Tennessee: Even thought it was once voted the best fight song in college football, “Rocky Top” is actually not the official fight song of the university, but it’s still something you’ll hear Volunteers fans sing after every home football and basketball win.

Texas: The Longhorns will look to win their second consecutive postseason title after winning the 2019 NIT.

Texas Southern: This HBCU is one of seven Texas schools in the tournament, the most of any state.

Texas Tech: If you’re going to knock out the Red Raiders in the tournament, you better be good. The last two teams to do so were the last two national champions (Villanova and Virginia).

VCU: Being a double-digit seed is no problem for the Rams, as they are one of five schools that made the Final Four as a 10 seed or higher. They did it in 2011.

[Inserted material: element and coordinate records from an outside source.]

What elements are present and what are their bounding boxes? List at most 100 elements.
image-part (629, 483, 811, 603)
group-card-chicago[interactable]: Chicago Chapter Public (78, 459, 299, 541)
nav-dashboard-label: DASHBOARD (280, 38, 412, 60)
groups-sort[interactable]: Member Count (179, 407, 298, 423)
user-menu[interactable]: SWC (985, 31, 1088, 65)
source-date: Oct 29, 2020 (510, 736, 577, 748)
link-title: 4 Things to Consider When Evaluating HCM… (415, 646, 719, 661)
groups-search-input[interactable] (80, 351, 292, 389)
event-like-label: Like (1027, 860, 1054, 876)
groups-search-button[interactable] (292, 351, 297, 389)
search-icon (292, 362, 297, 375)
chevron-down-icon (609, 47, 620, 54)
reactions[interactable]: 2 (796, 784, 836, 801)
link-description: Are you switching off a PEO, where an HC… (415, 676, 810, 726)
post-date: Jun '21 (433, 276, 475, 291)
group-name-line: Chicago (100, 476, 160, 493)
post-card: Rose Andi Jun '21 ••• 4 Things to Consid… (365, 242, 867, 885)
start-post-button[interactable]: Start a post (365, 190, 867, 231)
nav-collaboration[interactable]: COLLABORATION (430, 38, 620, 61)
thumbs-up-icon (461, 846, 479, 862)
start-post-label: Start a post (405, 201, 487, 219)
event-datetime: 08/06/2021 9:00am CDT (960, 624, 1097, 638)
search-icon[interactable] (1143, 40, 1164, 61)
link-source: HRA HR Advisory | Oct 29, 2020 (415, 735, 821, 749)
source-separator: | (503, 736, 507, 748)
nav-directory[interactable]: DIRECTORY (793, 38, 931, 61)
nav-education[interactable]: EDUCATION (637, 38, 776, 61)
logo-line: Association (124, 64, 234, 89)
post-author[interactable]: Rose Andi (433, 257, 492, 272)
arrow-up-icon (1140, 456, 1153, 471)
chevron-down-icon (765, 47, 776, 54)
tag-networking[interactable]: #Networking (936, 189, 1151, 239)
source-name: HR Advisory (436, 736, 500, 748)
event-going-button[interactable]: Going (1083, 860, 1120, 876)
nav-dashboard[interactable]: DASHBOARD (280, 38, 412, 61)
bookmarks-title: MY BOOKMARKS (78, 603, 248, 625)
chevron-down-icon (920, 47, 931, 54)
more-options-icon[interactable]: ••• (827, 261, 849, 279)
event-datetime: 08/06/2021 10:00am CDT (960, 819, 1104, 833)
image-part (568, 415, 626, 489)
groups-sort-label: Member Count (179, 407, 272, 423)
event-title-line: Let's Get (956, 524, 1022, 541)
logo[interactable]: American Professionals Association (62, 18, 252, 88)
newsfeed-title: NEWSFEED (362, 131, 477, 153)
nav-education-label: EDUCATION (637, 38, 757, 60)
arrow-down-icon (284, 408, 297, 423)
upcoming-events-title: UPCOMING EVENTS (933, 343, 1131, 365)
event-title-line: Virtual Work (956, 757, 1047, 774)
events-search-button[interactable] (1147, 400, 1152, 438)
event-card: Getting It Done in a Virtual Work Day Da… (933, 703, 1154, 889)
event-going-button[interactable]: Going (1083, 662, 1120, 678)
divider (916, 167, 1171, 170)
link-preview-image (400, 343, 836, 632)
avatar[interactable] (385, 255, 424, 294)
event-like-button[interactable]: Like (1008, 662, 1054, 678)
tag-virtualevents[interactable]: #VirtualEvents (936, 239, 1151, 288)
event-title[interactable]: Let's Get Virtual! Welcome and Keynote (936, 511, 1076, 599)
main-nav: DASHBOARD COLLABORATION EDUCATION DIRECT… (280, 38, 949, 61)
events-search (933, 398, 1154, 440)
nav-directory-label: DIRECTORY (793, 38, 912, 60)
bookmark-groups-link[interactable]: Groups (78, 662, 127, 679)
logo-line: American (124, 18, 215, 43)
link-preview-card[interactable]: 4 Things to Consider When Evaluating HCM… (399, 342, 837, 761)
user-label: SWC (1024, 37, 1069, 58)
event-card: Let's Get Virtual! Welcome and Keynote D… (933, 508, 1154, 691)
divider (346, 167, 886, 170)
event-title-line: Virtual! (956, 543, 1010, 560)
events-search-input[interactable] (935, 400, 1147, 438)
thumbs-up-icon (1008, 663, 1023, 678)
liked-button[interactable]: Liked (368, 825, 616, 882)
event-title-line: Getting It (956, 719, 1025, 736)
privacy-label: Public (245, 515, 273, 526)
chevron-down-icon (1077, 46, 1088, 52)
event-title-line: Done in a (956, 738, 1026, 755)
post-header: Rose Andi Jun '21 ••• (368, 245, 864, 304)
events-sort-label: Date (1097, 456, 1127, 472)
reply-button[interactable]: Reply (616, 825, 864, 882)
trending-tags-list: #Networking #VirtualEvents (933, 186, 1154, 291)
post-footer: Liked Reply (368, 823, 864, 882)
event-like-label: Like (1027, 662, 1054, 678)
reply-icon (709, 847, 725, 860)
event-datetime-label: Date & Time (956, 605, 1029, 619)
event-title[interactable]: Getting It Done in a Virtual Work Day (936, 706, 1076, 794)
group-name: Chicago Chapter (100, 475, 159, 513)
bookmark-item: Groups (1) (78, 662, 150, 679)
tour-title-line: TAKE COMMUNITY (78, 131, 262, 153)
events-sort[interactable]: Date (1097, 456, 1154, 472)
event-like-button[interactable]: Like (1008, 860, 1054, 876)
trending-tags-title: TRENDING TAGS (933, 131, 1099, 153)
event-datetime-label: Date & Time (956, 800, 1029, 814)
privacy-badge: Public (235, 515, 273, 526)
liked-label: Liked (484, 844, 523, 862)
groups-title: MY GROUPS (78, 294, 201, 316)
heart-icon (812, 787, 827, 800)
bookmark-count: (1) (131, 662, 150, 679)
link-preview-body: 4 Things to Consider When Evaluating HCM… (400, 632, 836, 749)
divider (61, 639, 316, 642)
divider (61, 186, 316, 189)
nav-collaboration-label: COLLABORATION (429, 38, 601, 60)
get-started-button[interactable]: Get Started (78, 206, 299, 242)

Virginia: While they’re known officially as the Cavaliers, it’s not something you’ll hear commonly on campus. Fans refer to them as “Wahoos” or “‘'Hoos”, after rivals referred to Virginia baseball fans as Wahoos in the 1890s.

Virginia Tech: Home to Hokie Stone, a grey limestone rock, the school has its own quarry a few miles from its campus in Blacksburg. It’s used on a majority of campus buildings and for future campus projects.

Villanova: You may not know that Villanova’s football team is an FCS school, but that may be because they are the only national champion winner since the tournament expanded in 1985 whose football team is currently not an FBS squad.

UCLA: The Bruins have the most national championships in NCAA Tournament history, but they are U.S. News’ top university out of all tournament teams. They are ranked 20th nationally, but first for public schools.

UC Santa Barbara: While the Gauchos have enjoyed their run toward a Big West title, students in Santa Barbara know how to have fun, as it was rated the best party school on the West Coast by BestColleges.

UNC Greensboro: Hopefully Spartans players were able to leave apples at the Minerva Statue on campus before they left for Indianapolis. It’s tradition to leave fruit for the statue for good luck.

USC: While it is known for its media and film alumni, it has one of the most expensive tuitions out of all NCAA Tournament teams at over $77,000 for out-of-state students.

Utah State: One of five Division I schools to call themselves the Aggies,this school uses a bull as their mascot, named Big Blue.

West Virginia: If you ever feel like singing a country classic, go ahead and sing “Take Me Home, County Roads” by John Denver after a Mountaineers win. It is the official state song.

Winthrop: The school was originally an all-girls school, and was the sister school to the University of Clemson.

Wisconsin: In 2001, the school was recognized along with 29 other colleges as a “Public Ivy”, which are public schools that provide the experience of an Ivy League school for less money.